Bir kurumun varoluş amacına uygun üretim yapamamasının birçok nedeni olabilir.
Bu nedenlerin ana başlıklarını birkaç maddede sıralarsak:
- Kurum, kurulun amacını net belirlememiştir.
- İhtiyaçtan kaynaklanmadığı için ölü doğmuştur.
- İlkeleri bilimsel olmadığı için tıkanmıştır.
- Sık sık değişen yönetmelik ve yasalarla istikrarı bozulmuştur.
- Genel geçerli olan bozuk düzen içinde “alabora” olmuştur.
- Yönetici aktörleri evrensel düşünce içeren bakış açısına sahip değildir.
- Yöneticiler bağımsız değildir.
- Kurumun yaşamını sürdürecek insan ve para kaynakları yetersizdir.
- Kurumun canlılığını sağlayan “insan” pasif direniş göstermektedir.
Bu nedenleri kategorize eder, iki nedene indirgersek:
- Ya işleyişte (düzende-sistemde) bir bozukluk vardır.
- Ya da insan unsurunda bir eksiklik vardır.
Şayet bir kurumun analizini bilimsel yaklaşımla yapacaksak, bilimin yasaları acımasızdır; iyi niyetle örtüşmezler; ya uyarsınız “olursunuz” ya da uymazsınız “ölürsünüz”.
Üniversitede, hocalarımızla sorunlarımızı tartışırken bunları düşündüm. Üniversite öğretim üyelerinin günümüzdeki durumu “Bir dokun bin ahh işit”.
Sorunlar:
Üniversitede “akademik piramit” ters dönmüş.

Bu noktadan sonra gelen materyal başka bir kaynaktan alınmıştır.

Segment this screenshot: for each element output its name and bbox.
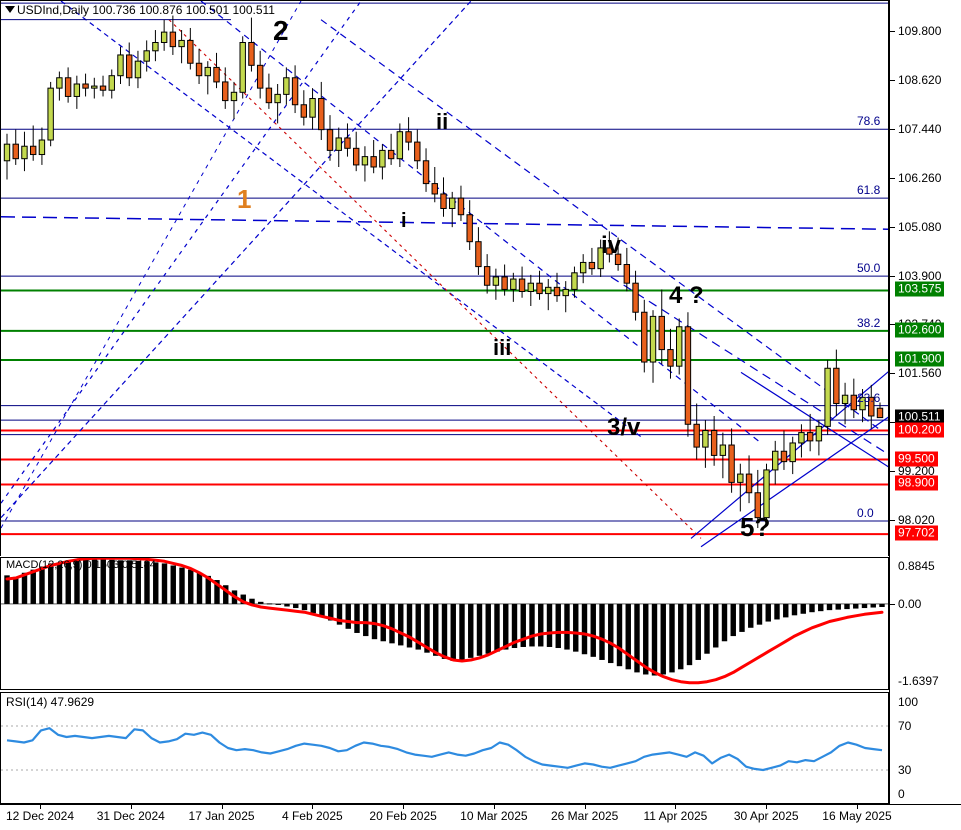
wave-label-5: 5? [740, 512, 771, 542]
date-tick-mark [312, 805, 314, 809]
date-tick-mark [40, 805, 41, 809]
price-tick-label: 98.020 [898, 512, 935, 527]
macd-label: MACD(12,26,9) 0.1503 0.5184 [6, 559, 156, 571]
date-tick-label: 30 Apr 2025 [733, 809, 799, 823]
rsi-tick-label: 70 [898, 719, 912, 733]
date-tick-mark [857, 805, 858, 809]
rsi-tick-label: 100 [898, 695, 919, 709]
date-tick-label: 10 Mar 2025 [460, 809, 528, 823]
price-tick-label: 107.440 [898, 122, 942, 137]
price-tick-mark [890, 519, 895, 521]
rsi-panel[interactable]: RSI(14) 47.9629 [0, 692, 889, 804]
date-tick-label: 26 Mar 2025 [550, 809, 619, 823]
wave-label-4: 4 ? [669, 282, 704, 309]
price-tick-label: 103.900 [898, 268, 942, 283]
wave-label-2: 2 [273, 15, 289, 46]
price-plot-area[interactable] [1, 1, 888, 556]
price-badge-green: 102.600 [895, 322, 945, 338]
macd-tick-label: 0.00 [898, 596, 922, 611]
rsi-tick-label: 0 [898, 787, 905, 801]
date-tick-mark [584, 805, 586, 809]
date-tick-label: 16 May 2025 [822, 809, 892, 823]
price-tick-mark [890, 324, 895, 326]
price-tick-mark [890, 226, 895, 228]
date-tick-mark [493, 805, 495, 809]
date-tick-label: 20 Feb 2025 [369, 809, 437, 823]
date-tick-mark [403, 805, 405, 809]
date-tick-mark [130, 805, 132, 809]
wave-label-ii: ii [436, 109, 449, 134]
price-tick-label: 101.560 [898, 366, 942, 381]
price-tick-label: 105.080 [898, 219, 942, 234]
fib-level-label: 78.6 [857, 114, 881, 129]
symbol-header: USDInd,Daily 100.736 100.876 100.501 100… [17, 3, 275, 17]
price-badge-green: 101.900 [895, 351, 945, 367]
wave-label-iv: iv [601, 232, 622, 259]
date-axis[interactable]: 12 Dec 2024 31 Dec 2024 17 Jan 2025 4 Feb 2… [0, 804, 961, 830]
rsi-label: RSI(14) 47.9629 [6, 695, 95, 709]
wave-label-iii: iii [493, 335, 512, 360]
fib-level-label: 50.0 [857, 261, 881, 276]
price-tick-mark [890, 275, 895, 277]
date-tick-label: 11 Apr 2025 [643, 809, 708, 823]
price-tick-mark [890, 129, 895, 131]
rsi-plot-area [1, 693, 888, 803]
price-badge-green: 103.575 [895, 281, 945, 297]
price-badge-red: 97.702 [895, 525, 938, 541]
fib-level-label: 61.8 [857, 183, 881, 198]
price-axis[interactable]: 109.800 108.620 107.440 106.260 105.080 103.9… [889, 0, 961, 804]
price-badge-red: 99.500 [895, 451, 938, 467]
macd-tick-mark [890, 603, 895, 605]
price-tick-mark [890, 178, 895, 180]
price-badge-red: 100.200 [895, 422, 945, 437]
macd-tick-label: -1.6397 [898, 674, 939, 688]
macd-panel[interactable]: MACD(12,26,9) 0.1503 0.5184 [0, 557, 889, 690]
fib-level-label: 38.2 [857, 315, 881, 330]
price-tick-mark [890, 80, 895, 82]
price-badge-red: 98.900 [895, 475, 938, 491]
macd-tick-label: 0.8845 [898, 559, 935, 573]
price-chart-panel[interactable]: USDInd,Daily 100.736 100.876 100.501 100… [0, 0, 889, 556]
rsi-tick-label: 30 [898, 763, 912, 777]
price-tick-mark [890, 373, 895, 375]
price-tick-mark [890, 422, 895, 424]
fib-level-label: 100.0 [857, 1, 887, 2]
price-tick-mark [890, 471, 895, 472]
price-tick-label: 99.200 [898, 464, 935, 478]
price-badge-black: 100.511 [895, 409, 944, 425]
date-tick-label: 17 Jan 2025 [188, 809, 255, 823]
macd-plot-area [1, 558, 888, 689]
wave-label-i: i [401, 210, 407, 232]
date-tick-label: 4 Feb 2025 [281, 809, 343, 823]
triangle-down-icon[interactable] [5, 6, 15, 13]
date-tick-label: 31 Dec 2024 [96, 809, 165, 823]
fib-level-label: 23.6 [857, 390, 881, 405]
date-tick-mark [675, 805, 677, 809]
price-tick-label: 109.800 [898, 24, 942, 39]
price-tick-mark [890, 31, 895, 33]
date-tick-mark [221, 805, 223, 809]
wave-label-3v: 3/v [607, 414, 641, 441]
price-tick-label: 108.620 [898, 73, 942, 88]
date-tick-mark [766, 805, 768, 809]
date-tick-label: 12 Dec 2024 [5, 809, 75, 823]
fib-level-label: 0.0 [857, 505, 874, 520]
price-tick-label: 106.260 [898, 171, 942, 186]
wave-label-1: 1 [237, 184, 252, 214]
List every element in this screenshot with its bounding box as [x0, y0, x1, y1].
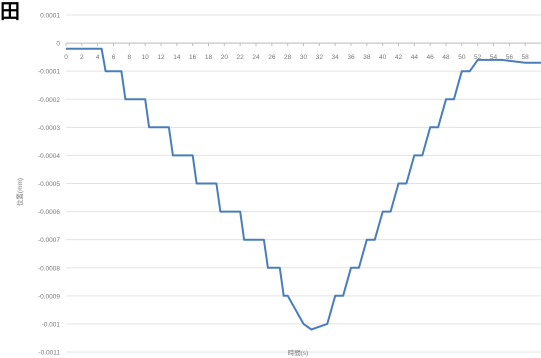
series-lines	[66, 47, 541, 331]
x-tick-label: 2	[80, 54, 84, 61]
x-tick-label: 8	[128, 54, 132, 61]
x-tick-label: 46	[427, 54, 435, 61]
x-tick-label: 14	[173, 54, 181, 61]
x-tick-label: 22	[237, 54, 245, 61]
y-tick-label: -0.0006	[38, 209, 60, 216]
y-axis: 0.0001 0 -0.0001 -0.0002 -0.0003 -0.0004 -0.00…	[38, 13, 60, 357]
y-axis-title: 位置(mm)	[15, 178, 24, 206]
x-tick-label: 32	[316, 54, 324, 61]
x-axis-title: 時間(s)	[288, 349, 309, 357]
x-tick-label: 0	[64, 54, 68, 61]
x-tick-label: 44	[411, 54, 419, 61]
y-tick-label: -0.0004	[38, 153, 60, 160]
x-tick-label: 52	[474, 54, 482, 61]
x-tick-label: 42	[395, 54, 403, 61]
x-tick-label: 40	[379, 54, 387, 61]
x-tick-label: 34	[332, 54, 340, 61]
x-tick-label: 12	[157, 54, 165, 61]
x-tick-label: 54	[490, 54, 498, 61]
x-tick-label: 48	[442, 54, 450, 61]
y-tick-label: -0.0001	[38, 69, 60, 76]
x-tick-label: 10	[142, 54, 150, 61]
x-tick-label: 6	[112, 54, 116, 61]
series-line-0	[66, 47, 541, 331]
y-tick-label: -0.0002	[38, 97, 60, 104]
y-tick-label: -0.0011	[38, 350, 60, 357]
y-tick-label: -0.0003	[38, 125, 60, 132]
x-tick-label: 18	[205, 54, 213, 61]
y-tick-label: -0.0008	[38, 265, 60, 272]
x-tick-label: 26	[268, 54, 276, 61]
x-tick-label: 16	[189, 54, 197, 61]
x-tick-label: 4	[96, 54, 100, 61]
x-tick-label: 50	[458, 54, 466, 61]
x-tick-label: 24	[252, 54, 260, 61]
y-tick-label: 0	[56, 41, 60, 48]
x-tick-label: 56	[506, 54, 514, 61]
x-tick-labels: 0 2 4 6 8 10 12 14 16 18 20 22 24 26 28 30 32 34 36 38 40 42 4…	[64, 54, 529, 61]
y-tick-label: -0.0009	[38, 293, 60, 300]
x-tick-label: 20	[221, 54, 229, 61]
x-tick-label: 58	[522, 54, 530, 61]
x-axis	[65, 42, 541, 47]
y-tick-label: -0.0007	[38, 237, 60, 244]
y-tick-label: -0.0005	[38, 181, 60, 188]
panel-label: 田	[0, 0, 20, 23]
x-tick-label: 38	[363, 54, 371, 61]
gridlines	[66, 14, 541, 353]
y-tick-label: 0.0001	[40, 13, 60, 20]
x-tick-label: 28	[284, 54, 292, 61]
x-tick-label: 30	[300, 54, 308, 61]
x-tick-label: 36	[347, 54, 355, 61]
y-tick-label: -0.001	[42, 321, 61, 328]
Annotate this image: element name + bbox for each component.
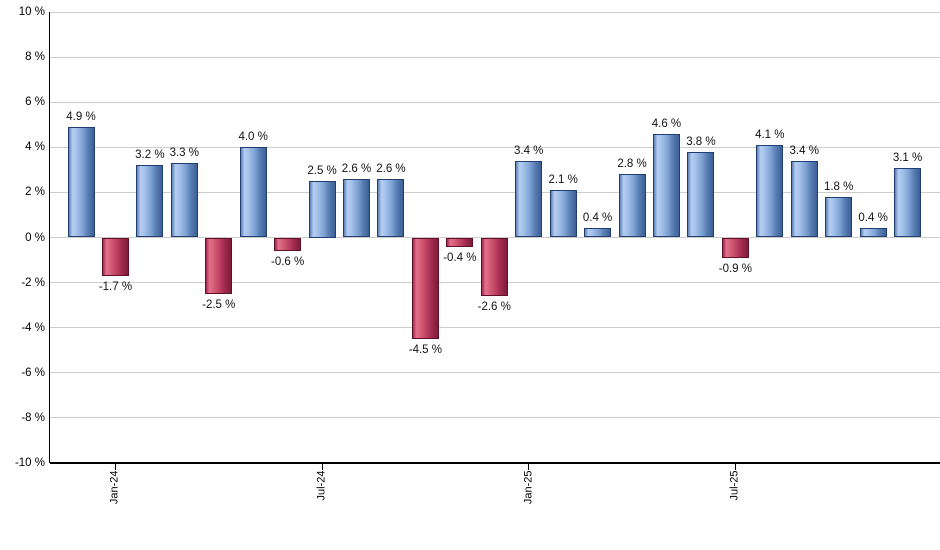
bar[interactable] xyxy=(101,237,129,276)
bar-value-label: -2.5 % xyxy=(202,298,236,311)
bar-value-label: 2.1 % xyxy=(548,174,578,187)
y-axis-tick-label: 0 % xyxy=(25,231,45,244)
x-axis-tick-label: Jul-24 xyxy=(315,470,328,500)
bar-value-label: -0.4 % xyxy=(443,251,477,264)
bar[interactable] xyxy=(790,160,818,238)
gridline xyxy=(50,372,940,374)
y-axis-tick-label: 8 % xyxy=(25,51,45,64)
x-axis-tick xyxy=(734,463,736,470)
y-axis-tick-label: 4 % xyxy=(25,141,45,154)
bar[interactable] xyxy=(136,165,164,238)
bar[interactable] xyxy=(239,147,267,238)
bar-value-label: -4.5 % xyxy=(408,343,443,356)
bar[interactable] xyxy=(446,237,474,247)
gridline xyxy=(50,417,940,419)
bar-value-label: 4.1 % xyxy=(755,129,785,142)
bar[interactable] xyxy=(756,145,784,238)
y-axis-tick-label: 10 % xyxy=(18,6,45,18)
bar-value-label: 2.6 % xyxy=(376,162,406,175)
bar-value-label: 0.4 % xyxy=(582,212,613,225)
y-axis-tick-label: 2 % xyxy=(25,186,45,199)
bar-value-label: 3.4 % xyxy=(789,144,819,157)
bar[interactable] xyxy=(549,190,577,238)
bar-value-label: 4.9 % xyxy=(66,111,96,123)
bar-value-label: 2.6 % xyxy=(341,162,372,175)
bar-value-label: -0.6 % xyxy=(271,256,305,269)
bar[interactable] xyxy=(205,237,233,294)
x-axis-tick xyxy=(528,463,530,470)
bar-value-label: 0.4 % xyxy=(858,212,888,225)
bar-value-label: 3.1 % xyxy=(892,151,923,164)
y-axis-tick-label: -8 % xyxy=(21,411,45,424)
bar[interactable] xyxy=(308,181,336,238)
bar-value-label: -1.7 % xyxy=(98,280,133,293)
bar[interactable] xyxy=(515,160,543,238)
bar[interactable] xyxy=(894,167,922,238)
gridline xyxy=(50,56,940,58)
bar[interactable] xyxy=(170,163,198,238)
bar[interactable] xyxy=(343,178,371,238)
bar-value-label: 3.4 % xyxy=(514,144,544,157)
bar[interactable] xyxy=(687,151,715,238)
y-axis xyxy=(48,12,50,463)
bar[interactable] xyxy=(411,237,439,339)
y-axis-tick-label: 6 % xyxy=(25,96,45,109)
bar-value-label: -2.6 % xyxy=(477,301,511,314)
gridline xyxy=(50,327,940,329)
bar[interactable] xyxy=(859,228,887,238)
x-axis-tick xyxy=(321,463,323,470)
bar[interactable] xyxy=(274,237,302,252)
y-axis-tick-label: -2 % xyxy=(21,276,45,289)
bar[interactable] xyxy=(652,133,680,238)
bar-value-label: 2.8 % xyxy=(617,158,647,171)
bar-value-label: 2.5 % xyxy=(307,165,337,178)
bar-value-label: 4.0 % xyxy=(238,131,268,144)
gridline xyxy=(50,191,940,193)
bar[interactable] xyxy=(480,237,508,297)
y-axis-tick-label: -4 % xyxy=(21,321,45,334)
gridline xyxy=(50,146,940,148)
gridline xyxy=(50,101,940,103)
bar-value-label: 3.3 % xyxy=(169,147,200,160)
bar[interactable] xyxy=(377,178,405,238)
x-axis-tick-label: Jan-25 xyxy=(522,470,535,504)
bar-value-label: 1.8 % xyxy=(823,180,854,193)
bar[interactable] xyxy=(721,237,749,258)
bar[interactable] xyxy=(618,174,646,238)
gridline xyxy=(50,11,940,13)
bar[interactable] xyxy=(584,228,612,238)
bar[interactable] xyxy=(825,196,853,238)
bar-value-label: -0.9 % xyxy=(718,262,752,275)
bar-value-label: 3.8 % xyxy=(686,135,716,148)
y-axis-tick-label: -10 % xyxy=(14,457,45,469)
bar-value-label: 4.6 % xyxy=(651,117,682,130)
bar[interactable] xyxy=(67,127,95,238)
x-axis-tick xyxy=(114,463,116,470)
bar-value-label: 3.2 % xyxy=(135,149,165,162)
y-axis-tick-label: -6 % xyxy=(21,366,45,379)
x-axis-tick-label: Jul-25 xyxy=(728,470,741,500)
x-axis xyxy=(50,462,940,464)
x-axis-tick-label: Jan-24 xyxy=(108,470,121,504)
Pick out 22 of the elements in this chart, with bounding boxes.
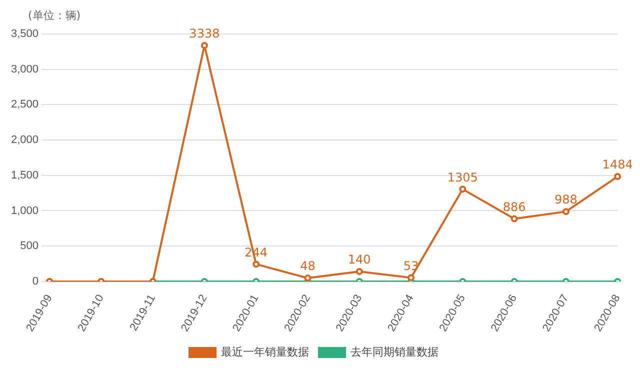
y-tick-label: 1,500 [10, 169, 39, 182]
data-label: 140 [348, 252, 371, 267]
data-label: 988 [554, 192, 578, 207]
text: (单位：辆) [28, 8, 81, 23]
data-label: 886 [502, 200, 526, 214]
y-tick-label: 500 [20, 240, 39, 252]
data-label: 48 [300, 259, 316, 274]
legend-label: 最近一年销量数据 [221, 345, 309, 358]
data-label: 1484 [602, 158, 633, 172]
point [510, 215, 518, 222]
y-tick-label: 3,000 [10, 63, 39, 76]
data-label: 1305 [447, 170, 478, 184]
data-label: 3338 [189, 26, 220, 41]
y-tick-label: 1,000 [10, 204, 39, 217]
y-tick-label: 0 [32, 275, 39, 288]
point [562, 208, 570, 216]
y-tick-label: 2,500 [10, 98, 39, 111]
point [614, 173, 622, 180]
y-tick-label: 2,000 [10, 134, 39, 146]
y-tick-label: 3,500 [10, 28, 39, 40]
legend-label: 去年同期销量数据 [350, 345, 438, 358]
point [459, 186, 466, 193]
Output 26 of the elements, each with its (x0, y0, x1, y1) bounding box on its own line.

Bir disiplinde tabanı geniş olması gereken piramit, tepesi geniş hale dönüşmüş.
Bazı disiplinlerde 10 hocaya bir asistan bile düşmeyecek hale gelmiş.
Doğrusu kadro yokluğundan asistan alabilme işleminin yıllardır tıkanıklığı bilinen bir durumdur.
Böyle bir ortamda, öğretim üyesinden çağdaş eğitim, insan yetiştirme ve bilim üretme fonksiyonlarını gerçekleştirmeyi beklemek “arzuları tatmin”den öteye geçemez.
Bir başka sorun seçimle gelen anabilim dalı ve bilim dalı başkanlarının yetki-sorumluluk dengesizliğidir. Anabilim dalı başkanları sorumlulukları üstlendikleri diğer öğretim üyeleri üzerinde herhangi bir yaptırım gücünün olmaması nedeniyle, birim içinde disiplin ve eğitim yetersiz olmaktadır.
Öğretim üyelerini denetleyen bir sistem geliştirilememektedir. Bir başka sorun, öğretim üye sayısının (profesörlerin) çokluğu nedeniyle, genç jenerasyonun önü tıkanmaktadır. Bir fakültede birkaç fakülte kurabilecek kadar öğretim üyesi varken, bazı fakültelerde bir disiplini kurmak için öğretim üyesi bulunamamaktadır.
Diğer bir sorun, üniversitedeki altyapı yetersizliği sorunudur. Özellikle temel bilimlerdeki bu yetersizlik bilim üretmenin temel dinamiğini köreltmektedir.
En çok yakınılan sorunlardan biri de üniversitedeki seçim sistemidir. Kimi öğretim üyeleri seçimin kaldırılmasını (azınlıkta) isterken, kimi öğretim üyeleri yöneticilerin seçimle belirlenmesini (ezici çoğunluk) istemektedir. Ancak dekan ve rektörlerin doğrudan öğretim üyeleri tarafından seçilmesini önermektedirler.
Öğretim üyeleri, rektörlerin “tek adam-tek yetkili” olan fonksiyonunun doğru olmadığını, bu durumun disiplinlerin istikrar ve iradesini yozlaştırdığını ileri sürmektedirler.
En çarpıcı tespitlerden biri de yayın sorunudur. YÖK’ün “yabancı dergilerde yayın” şartını doçentlik aşamasında “genel geçer” kural haline getirmesiyle üniversitede yabancı yayın sayısı artmış, ancak ülkemiz için bilim üretme adına pratik bir değeri olmamıştır. Ülkemizdeki üretim sorunlarına bilimsel bir ivme kazandırmamıştır.
Doğrusu bu saptama üniversitelerimiz ve geleceğimiz için en önemli sorundur.
Üniversitelerimizin istikbali için yapılan saptamalardan en çarpıcı ve düşündürücü olanı “öğrencilerin ilgisizliği”dir.
Ve fakülteler arası diyalog yok denecek kadar azdır, ümitsizlik psikolojisi yaşayan öğretim üyesi sayısı artmadan “acil çözüm” gerekiyor. Selam ve saygılar.